Genetically Modified Herpesvirus Shows Promise in Melanoma Treatment

A recent clinical trial has revealed that a genetically modified version of the herpes simplex virus type 1 (HSV-1), combined with the immunotherapy drug nivolumab, has shown significant potential in treating late-stage melanoma. This innovative approach targets patients whose tumors have become resistant to traditional therapies, marking a promising advancement in cancer treatment. According to Dr. Gino In, an oncologist at Keck Medicine of USC and coauthor of the study published in the Journal of Clinical Oncology on July 8, 2025, the combination therapy resulted in tumor shrinkage or elimination in one-third of participants after they had exhausted standard treatment options.

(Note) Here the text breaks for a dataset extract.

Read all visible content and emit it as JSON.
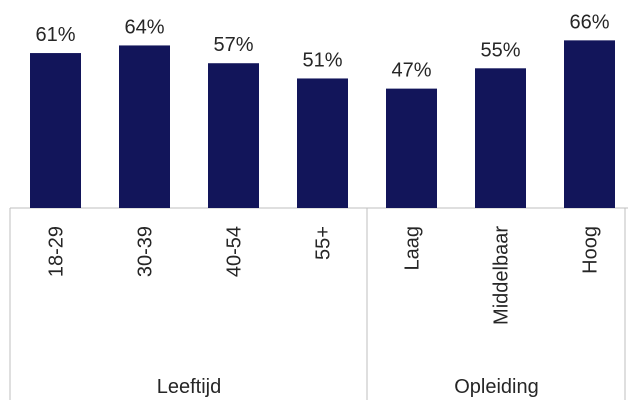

Melanoma, a severe form of skin cancer, accounts for a disproportionate number of skin cancer deaths despite being less common than other types of skin cancer. The American Cancer Society reported that melanoma is responsible for about 1 in 100 cases of skin cancer, yet over the past decade, death rates have improved due to advancements in immunotherapy (American Cancer Society, January 16, 2025). However, the effectiveness of these treatments varies, and many patients face limited options when standard therapies fail.

The RP1 therapy, as it is known, has a unique mechanism of action. Researchers engineered the virus to eliminate its disease-causing attributes while enhancing its cancer-fighting capabilities. This modification involved removing harmful genes from the virus, allowing it to infect and attack cancer cells more effectively, as explained by Dr. In. The treatment was administered through injections directly into the tumor sites, which included various locations such as skin, lymph nodes, and internal organs. Remarkably, not only did the injected tumors shrink in one-third of patients, but tumors that were not directly treated also exhibited significant responses, suggesting a systemic effect of the therapy.

Dr. Shailender Bhatia, Director of the Melanoma and Renal Cancer Team at Fred Hutch Cancer Center, noted that the results were particularly exciting for late-stage melanoma patients. He added that the potential applicability of RP1 may extend to other cancers, as the findings suggest a broader capability to combat tumors beyond those directly injected.

The clinical trial enrolled 140 participants with advanced melanoma, all of whom had tumors that continued to progress despite standard immunotherapy treatments. Participants received RP1 injections every two weeks, up to eight doses, alongside nivolumab, an established immune checkpoint inhibitor. Dr. Amanda Kirane, Director of Cutaneous Surgical Oncology at Stanford Cancer Center, commented on the implications of the findings, highlighting the treatment's potential for tumors in hard-to-reach areas, which could significantly enhance treatment options for patients with metastasized cancers.

The safety profile of RP1 appears favorable, with most side effects reported as mild and flu-like. Dr. In emphasized that the one-third response rate is competitive when compared to other therapies, such as tumor-infiltrating lymphocyte (TIL) therapy, which requires hospitalization due to severe side effects, or the combination of nivolumab with relatlimab, which has lower efficacy rates.

As the researchers prepare for a Phase 3 trial, IGNYTE-3, to validate their findings in a larger cohort, the treatment is under priority review by the U.S. Food and Drug Administration (FDA). A decision on its potential accelerated approval is expected by July 2025, according to Dr. In, who expressed optimism that this breakthrough could significantly alter the treatment landscape for melanoma patients.

This development underscores the transformative potential of viral therapies in oncology, representing a shift towards harnessing the body’s immune system to combat cancer effectively. As research progresses, patients with late-stage melanoma are encouraged to explore clinical trial options, further highlighting the importance of continued innovation in cancer treatment.